One thing I found particularly annoying is the relationship between Lopez and Rodrigo Santoro where they decide to adopt a baby from Ethiopia, which is great and I wholeheartedly support adoption, but when they get there to pick up their new son it was SUCH a sanitised "tender" Hollywood moment that I honestly felt it was like a pisstake of The Lion King, lacking any element of authenticity or realism. I didn’t feel Ethiopia at all, all I got was "filming it somewhere dusty with people that would pass for Ethopian caregivers doing something symbolic". That actually offended me with its lack of honesty or true and sincere sensitivity.
That said, I don’t think the target audience will care about any of that because JLo gets to hold a baby and be a "mommy" ... right?
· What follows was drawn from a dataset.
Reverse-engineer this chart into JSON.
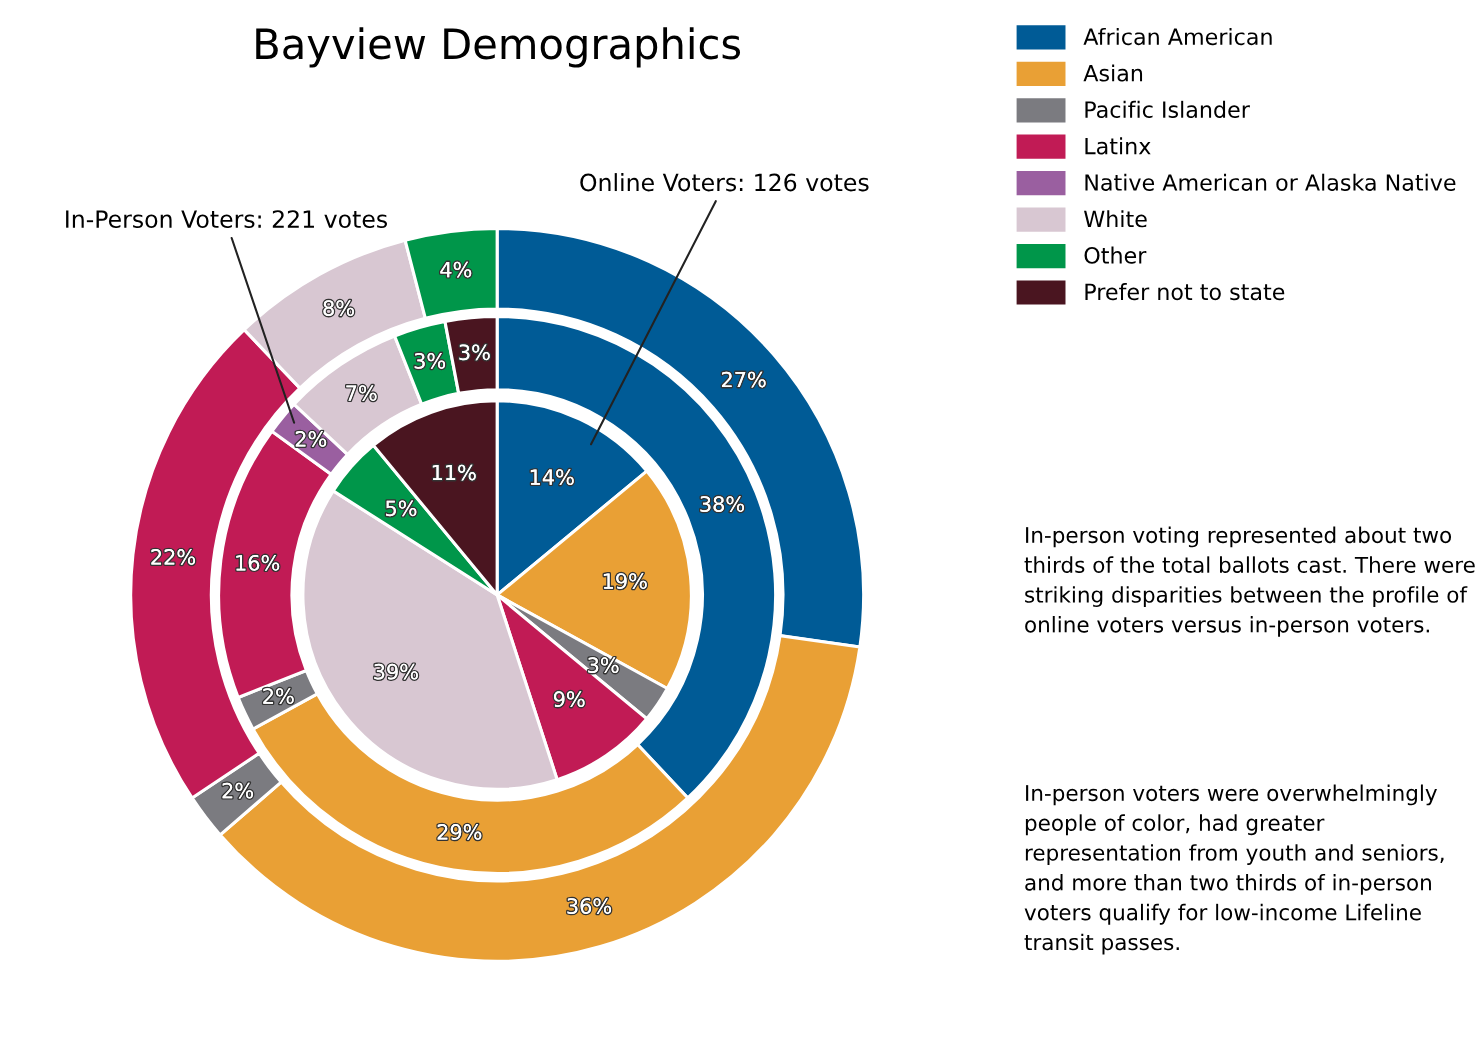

Moving on... Quaid is an ex-sport star older father with plenty of lead in his pipe and younger trophy wife he has knocked up. There is some comedy here that did raise a titter from me including the dynamic between the new wife, Decker, calling her his mum and him her son ... but that gets old quite quickly. Also, as with many of the bigger name cast here, he is way above films like this. Did he need to money? Did he piss his agent off and this was payback? Come on Dennis, seriously? One thing that really started to get on my nerves was that characters in the movie keep reading the original book that the film is inspired by, and it keeps appearing on bookshelves or in the background somewhere. Oooh, how meta? NO, IT IS NOT META! I’m calling marketing bullshit!
So Cheryl Cole, everyone’s talking about her big Hollywood debut. Cheryl Cole is in this for about 90 seconds at a time at the beginning and end of the movie as a talent show judge and maybe once or twice for a few seconds on a TV in the background. I wouldn’t even call it acting to be honest as she’s just there physically but looks dead behind the eyes. This is a film with such bit part star quality, I am joking of course, that one of the other judges has to be identified as "Taboo from The Black Eyed Peas" ... if you need to wave the flag that hard to get signpost the point of reference ... maybe they should have cast someone else? The Hoff would do it. The Hoff will do ANYTHING!
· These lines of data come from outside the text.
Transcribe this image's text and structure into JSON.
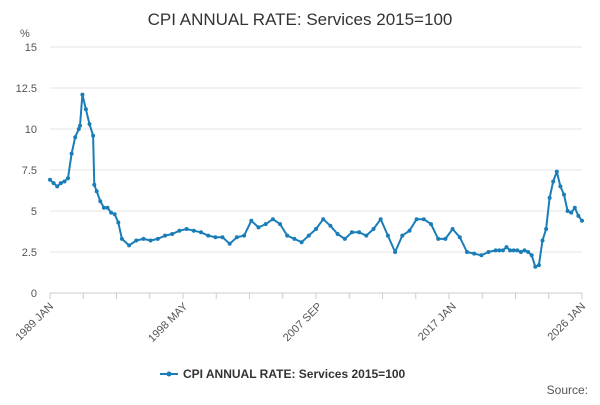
{
  "chart_data": {
    "type": "line",
    "title": "CPI ANNUAL RATE: Services 2015=100",
    "unit_label": "%",
    "xlabel": "",
    "ylabel": "",
    "x_ticks": [
      "1989 JAN",
      "1998 MAY",
      "2007 SEP",
      "2017 JAN",
      "2026 JAN"
    ],
    "y_ticks": [
      "0",
      "2.5",
      "5",
      "7.5",
      "10",
      "12.5",
      "15"
    ],
    "ylim": [
      0,
      15
    ],
    "grid": true,
    "legend_position": "bottom",
    "credit": "Source:",
    "series": [
      {
        "name": "CPI ANNUAL RATE: Services 2015=100",
        "color": "#1a7db8",
        "x": [
          "1989 JAN",
          "1989 APR",
          "1989 JUL",
          "1989 OCT",
          "1990 JAN",
          "1990 APR",
          "1990 JUL",
          "1990 OCT",
          "1991 JAN",
          "1991 FEB",
          "1991 APR",
          "1991 JUL",
          "1991 OCT",
          "1992 JAN",
          "1992 FEB",
          "1992 APR",
          "1992 JUL",
          "1992 OCT",
          "1993 JAN",
          "1993 APR",
          "1993 JUL",
          "1993 OCT",
          "1994 JAN",
          "1994 JUL",
          "1995 JAN",
          "1995 JUL",
          "1996 JAN",
          "1996 JUL",
          "1997 JAN",
          "1997 JUL",
          "1998 JAN",
          "1998 JUL",
          "1999 JAN",
          "1999 JUL",
          "2000 JAN",
          "2000 JUL",
          "2001 JAN",
          "2001 JUL",
          "2002 JAN",
          "2002 JUL",
          "2003 JAN",
          "2003 JUL",
          "2004 JAN",
          "2004 JUL",
          "2005 JAN",
          "2005 JUL",
          "2006 JAN",
          "2006 JUL",
          "2007 JAN",
          "2007 JUL",
          "2008 JAN",
          "2008 JUL",
          "2009 JAN",
          "2009 JUL",
          "2010 JAN",
          "2010 JUL",
          "2011 JAN",
          "2011 JUL",
          "2012 JAN",
          "2012 JUL",
          "2013 JAN",
          "2013 JUL",
          "2014 JAN",
          "2014 JUL",
          "2015 JAN",
          "2015 JUL",
          "2016 JAN",
          "2016 JUL",
          "2017 JAN",
          "2017 JUL",
          "2018 JAN",
          "2018 JUL",
          "2019 JAN",
          "2019 JUL",
          "2020 JAN",
          "2020 APR",
          "2020 JUL",
          "2020 OCT",
          "2021 JAN",
          "2021 APR",
          "2021 JUL",
          "2021 OCT",
          "2022 JAN",
          "2022 APR",
          "2022 JUL",
          "2022 OCT",
          "2023 JAN",
          "2023 APR",
          "2023 JUL",
          "2023 OCT",
          "2024 JAN",
          "2024 APR",
          "2024 JUL",
          "2024 OCT",
          "2025 JAN",
          "2025 APR",
          "2025 JUL",
          "2025 OCT",
          "2026 JAN"
        ],
        "values": [
          6.9,
          6.7,
          6.5,
          6.7,
          6.8,
          7.0,
          8.5,
          9.5,
          10.0,
          10.2,
          12.1,
          11.2,
          10.3,
          9.6,
          6.6,
          6.2,
          5.6,
          5.2,
          5.2,
          4.9,
          4.8,
          4.3,
          3.3,
          2.9,
          3.2,
          3.3,
          3.2,
          3.3,
          3.5,
          3.6,
          3.8,
          3.9,
          3.8,
          3.7,
          3.5,
          3.4,
          3.4,
          3.0,
          3.4,
          3.5,
          4.4,
          4.0,
          4.2,
          4.5,
          4.2,
          3.5,
          3.3,
          3.1,
          3.5,
          3.9,
          4.5,
          4.1,
          3.6,
          3.3,
          3.7,
          3.7,
          3.5,
          3.9,
          4.5,
          3.5,
          2.5,
          3.5,
          3.8,
          4.5,
          4.5,
          4.2,
          3.3,
          3.3,
          3.9,
          3.4,
          2.5,
          2.4,
          2.3,
          2.5,
          2.6,
          2.6,
          2.6,
          2.8,
          2.6,
          2.6,
          2.6,
          2.5,
          2.6,
          2.5,
          2.3,
          1.6,
          1.7,
          3.2,
          3.9,
          5.8,
          6.8,
          7.4,
          6.5,
          6.0,
          5.0,
          4.9,
          5.2,
          4.7,
          4.4
        ]
      }
    ]
  }
}
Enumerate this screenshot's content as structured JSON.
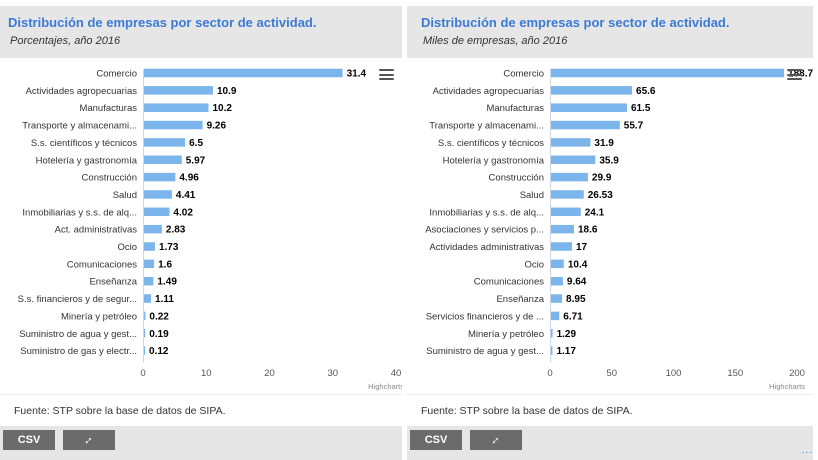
{
  "panels": [
    {
      "title": "Distribución de empresas por sector de actividad.",
      "subtitle": "Porcentajes, año 2016",
      "source": "Fuente: STP sobre la base de datos de SIPA.",
      "csv_label": "CSV",
      "expand_icon": "expand-icon",
      "credit": "Highcharts"
    },
    {
      "title": "Distribución de empresas por sector de actividad.",
      "subtitle": "Miles de empresas, año 2016",
      "source": "Fuente: STP sobre la base de datos de SIPA.",
      "csv_label": "CSV",
      "expand_icon": "expand-icon",
      "credit": "Highcharts"
    }
  ],
  "colors": {
    "bar": "#7cb5ec",
    "title": "#3b7ad6",
    "header_bg": "#e6e6e6",
    "button": "#6b6b6b"
  },
  "chart_data": [
    {
      "type": "bar",
      "orientation": "horizontal",
      "categories": [
        "Comercio",
        "Actividades agropecuarias",
        "Manufacturas",
        "Transporte y almacenami...",
        "S.s. científicos y técnicos",
        "Hotelería y gastronomía",
        "Construcción",
        "Salud",
        "Inmobiliarias y s.s. de alq...",
        "Act. administrativas",
        "Ocio",
        "Comunicaciones",
        "Enseñanza",
        "S.s. financieros y de segur...",
        "Minería y petróleo",
        "Suministro de agua y gest...",
        "Suministro de gas y electr..."
      ],
      "values": [
        31.4,
        10.9,
        10.2,
        9.26,
        6.5,
        5.97,
        4.96,
        4.41,
        4.02,
        2.83,
        1.73,
        1.6,
        1.49,
        1.11,
        0.22,
        0.19,
        0.12
      ],
      "value_labels": [
        "31.4",
        "10.9",
        "10.2",
        "9.26",
        "6.5",
        "5.97",
        "4.96",
        "4.41",
        "4.02",
        "2.83",
        "1.73",
        "1.6",
        "1.49",
        "1.11",
        "0.22",
        "0.19",
        "0.12"
      ],
      "xlim": [
        0,
        40
      ],
      "ticks": [
        0,
        10,
        20,
        30,
        40
      ],
      "grid": false
    },
    {
      "type": "bar",
      "orientation": "horizontal",
      "categories": [
        "Comercio",
        "Actividades agropecuarias",
        "Manufacturas",
        "Transporte y almacenami...",
        "S.s. científicos y técnicos",
        "Hotelería y gastronomía",
        "Construcción",
        "Salud",
        "Inmobiliarias y s.s. de alq...",
        "Asociaciones y servicios p...",
        "Actividades administrativas",
        "Ocio",
        "Comunicaciones",
        "Enseñanza",
        "Servicios financieros y de ...",
        "Minería y petróleo",
        "Suministro de agua y gest..."
      ],
      "values": [
        188.7,
        65.6,
        61.5,
        55.7,
        31.9,
        35.9,
        29.9,
        26.53,
        24.1,
        18.6,
        17,
        10.4,
        9.64,
        8.95,
        6.71,
        1.29,
        1.17
      ],
      "value_labels": [
        "188.7",
        "65.6",
        "61.5",
        "55.7",
        "31.9",
        "35.9",
        "29.9",
        "26.53",
        "24.1",
        "18.6",
        "17",
        "10.4",
        "9.64",
        "8.95",
        "6.71",
        "1.29",
        "1.17"
      ],
      "xlim": [
        0,
        200
      ],
      "ticks": [
        0,
        50,
        100,
        150,
        200
      ],
      "grid": false
    }
  ]
}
There are redeeming features here though for me which stopped my tearing my genitals off "just in case" ... the Dude Group dynamic works nicely and is well cast with some of the best lines in the whole movie. Certainly for guys just seeing Rock, Rob Huebel, Thomas Lennon etc interacting and chatting guy stuff while looking after the kids in the park is very amusing and there is banter there that any man who is a dad or knows someone who is a dad will get. Plus there’s nice interplay with the single, hot and shag-happy buff bloke Joe Manganiello, aka "that guy off True Blood" is fun. Also, the film not only namechecks Margaritaville but also even gets some Jimmy Buffet on the soundtrack.
Okay, so not many people will give the slightest toss but to me, that stopped me wanting to punch myself in the junk at times. The thing that made me genuinely laugh out loud? Right at the end as the credits roll there is an incident with a can and child. Men, if your wife/girlfriend/partner takes you to see this they probably want to have a baby/adopt/are trying to get you to leave them by running away scared. If you do make it home together, double bag it men as she’s probably ovulating and she wants your sperm!